Prime Minister Sanna Marin (SDP) and Minister of Defence Antti Kaikkonen (Centre) spoke about the record-large material procurement at a press conference in the Government Palace in Helsinki on Friday, 10 December 2021. (Vesa Moilanen – Lehtikuva)


F-35A LIGHTNING II, a fighter jet manufactured by Lockheed Martin, has been announced as the next multi-role fighter jet of Finnish Defence Forces.

The Ministry of Defence on Friday revealed that the Logistics Command of the Finnish Defence Forces has signed an agreement to procure 64 F-35A Block 4s, along with important and versatile weaponry, training and sustainment solutions, other related systems and sustainment and maintenance services until 2030.

The 10-billion-euro procurement is the largest materiel procurement in the history of Finland, highlighted Helsingin Sanomat.

Minister of Defence Antti Kaikkonen (Centre) on Friday said the F-35A offered the best military performance relative to the needs of the Finnish Defence Forces. The procurement, he envisioned, will have a significant impact on national defence capabilities for at least the next 30 years, a view that was echoed by the Chief of Defence at the Finnish Defence Forces Timo Kivinen.

Kaikkonen pointed out that the annual cost of the fighter jets does not exceed the 250-million-euro limit set for it when spread over the expected life of the assets. The aircraft are to remain in use until the 2060s.

“As consolation to anyone who’s concerned about the price, I can say we don’t have to make investments as big as this every year,” he commented in the press conference, also drawing attention to the employment impact of the industrial co-operation laid out in the procurement agreement.

The co-operation, he revealed, has a direct employment impact of 4,500 person-years and an indirect one of 1,500 person-years, with the agreement signalling the production of 400 front fuselages for the jet and the establishment of capacity to independently service the engine and other parts in Finland.

“This is good news for Finnish defence industry.”

The four other candidates to replace the ageing fleet of combat aircraft were Boeing F/A Super Hornet, Dassault Rafale, Saab Gripen and Eurofighter Typhoon.

The candidates were evaluated first based on three initial criteria: affordability, industrial co-operation and security of supply.
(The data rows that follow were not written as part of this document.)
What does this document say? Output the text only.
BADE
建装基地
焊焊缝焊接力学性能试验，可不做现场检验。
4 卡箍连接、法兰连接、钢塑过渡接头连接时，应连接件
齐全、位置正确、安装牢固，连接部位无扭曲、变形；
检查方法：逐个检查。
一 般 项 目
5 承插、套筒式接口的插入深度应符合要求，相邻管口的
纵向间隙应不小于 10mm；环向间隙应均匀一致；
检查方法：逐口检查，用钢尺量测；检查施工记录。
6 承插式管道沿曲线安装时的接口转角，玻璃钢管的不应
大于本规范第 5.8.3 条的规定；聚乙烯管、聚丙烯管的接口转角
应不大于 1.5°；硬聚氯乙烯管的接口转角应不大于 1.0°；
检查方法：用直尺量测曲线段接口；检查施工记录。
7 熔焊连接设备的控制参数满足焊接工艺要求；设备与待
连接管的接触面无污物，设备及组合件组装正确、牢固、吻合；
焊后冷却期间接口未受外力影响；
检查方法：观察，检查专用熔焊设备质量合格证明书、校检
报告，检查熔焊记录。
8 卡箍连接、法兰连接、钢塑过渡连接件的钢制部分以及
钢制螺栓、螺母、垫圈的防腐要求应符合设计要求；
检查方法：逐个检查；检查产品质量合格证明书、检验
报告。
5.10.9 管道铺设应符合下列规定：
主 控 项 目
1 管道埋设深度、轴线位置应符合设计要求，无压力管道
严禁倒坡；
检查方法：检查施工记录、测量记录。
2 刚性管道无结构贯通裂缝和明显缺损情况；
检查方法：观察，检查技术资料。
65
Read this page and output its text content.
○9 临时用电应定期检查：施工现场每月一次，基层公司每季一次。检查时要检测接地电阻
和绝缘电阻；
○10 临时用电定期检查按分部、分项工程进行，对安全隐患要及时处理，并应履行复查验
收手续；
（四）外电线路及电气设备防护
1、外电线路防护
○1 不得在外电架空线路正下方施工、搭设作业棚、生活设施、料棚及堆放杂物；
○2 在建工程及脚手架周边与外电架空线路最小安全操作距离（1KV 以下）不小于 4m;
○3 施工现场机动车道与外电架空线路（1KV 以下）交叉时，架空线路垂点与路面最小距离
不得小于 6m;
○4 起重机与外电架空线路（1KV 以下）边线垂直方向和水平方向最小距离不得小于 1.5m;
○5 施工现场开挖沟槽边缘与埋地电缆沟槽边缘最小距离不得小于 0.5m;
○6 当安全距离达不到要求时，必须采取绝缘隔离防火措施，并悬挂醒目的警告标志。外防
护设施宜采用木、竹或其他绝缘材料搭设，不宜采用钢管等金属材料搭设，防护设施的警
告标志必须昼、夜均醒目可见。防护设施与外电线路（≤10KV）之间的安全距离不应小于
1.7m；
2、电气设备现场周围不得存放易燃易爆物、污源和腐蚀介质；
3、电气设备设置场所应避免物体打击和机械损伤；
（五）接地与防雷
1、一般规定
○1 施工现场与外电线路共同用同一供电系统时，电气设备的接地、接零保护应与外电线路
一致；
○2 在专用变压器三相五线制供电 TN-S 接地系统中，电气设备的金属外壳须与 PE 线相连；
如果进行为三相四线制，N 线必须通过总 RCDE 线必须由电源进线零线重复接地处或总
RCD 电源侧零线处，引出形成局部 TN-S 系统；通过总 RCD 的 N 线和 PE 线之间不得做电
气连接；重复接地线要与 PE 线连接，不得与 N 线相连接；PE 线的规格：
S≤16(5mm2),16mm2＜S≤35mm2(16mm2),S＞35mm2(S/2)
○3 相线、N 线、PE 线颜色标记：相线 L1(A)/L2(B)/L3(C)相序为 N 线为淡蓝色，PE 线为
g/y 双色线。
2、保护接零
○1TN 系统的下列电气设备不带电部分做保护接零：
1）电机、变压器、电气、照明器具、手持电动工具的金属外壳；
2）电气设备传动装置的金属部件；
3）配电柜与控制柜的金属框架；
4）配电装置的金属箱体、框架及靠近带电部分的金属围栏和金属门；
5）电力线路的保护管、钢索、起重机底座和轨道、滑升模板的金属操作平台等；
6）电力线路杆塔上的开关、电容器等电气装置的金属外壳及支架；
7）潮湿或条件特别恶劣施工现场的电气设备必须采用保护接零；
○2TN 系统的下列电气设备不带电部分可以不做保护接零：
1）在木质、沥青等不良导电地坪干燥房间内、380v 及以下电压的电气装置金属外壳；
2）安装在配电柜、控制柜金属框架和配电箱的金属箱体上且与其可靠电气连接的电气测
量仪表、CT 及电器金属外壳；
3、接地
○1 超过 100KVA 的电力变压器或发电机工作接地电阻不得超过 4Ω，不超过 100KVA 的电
The three candidates that satisfied the initial criteria were then evaluated based on military capability.

Commander of the Finnish Air Force Pasi Jokinen said the F-35 received a score of 4.47 for military capability. The 3.81 points given to the second-best candidate fell short of the minimum required score of 4.0 points.

Kaikkonen assured that the selection will not undermine defence co-operation with Sweden.

The government authorised the procurement unanimously after a few-hour discussion on Friday, according to Helsingin Sanomat. Although the Left Alliance attached a statement to the decision to stress that the costs of the project must not increase, the ruling parties were no longer able to oppose or steer the decision toward another candidate, having approved the acquisition and its budget earlier.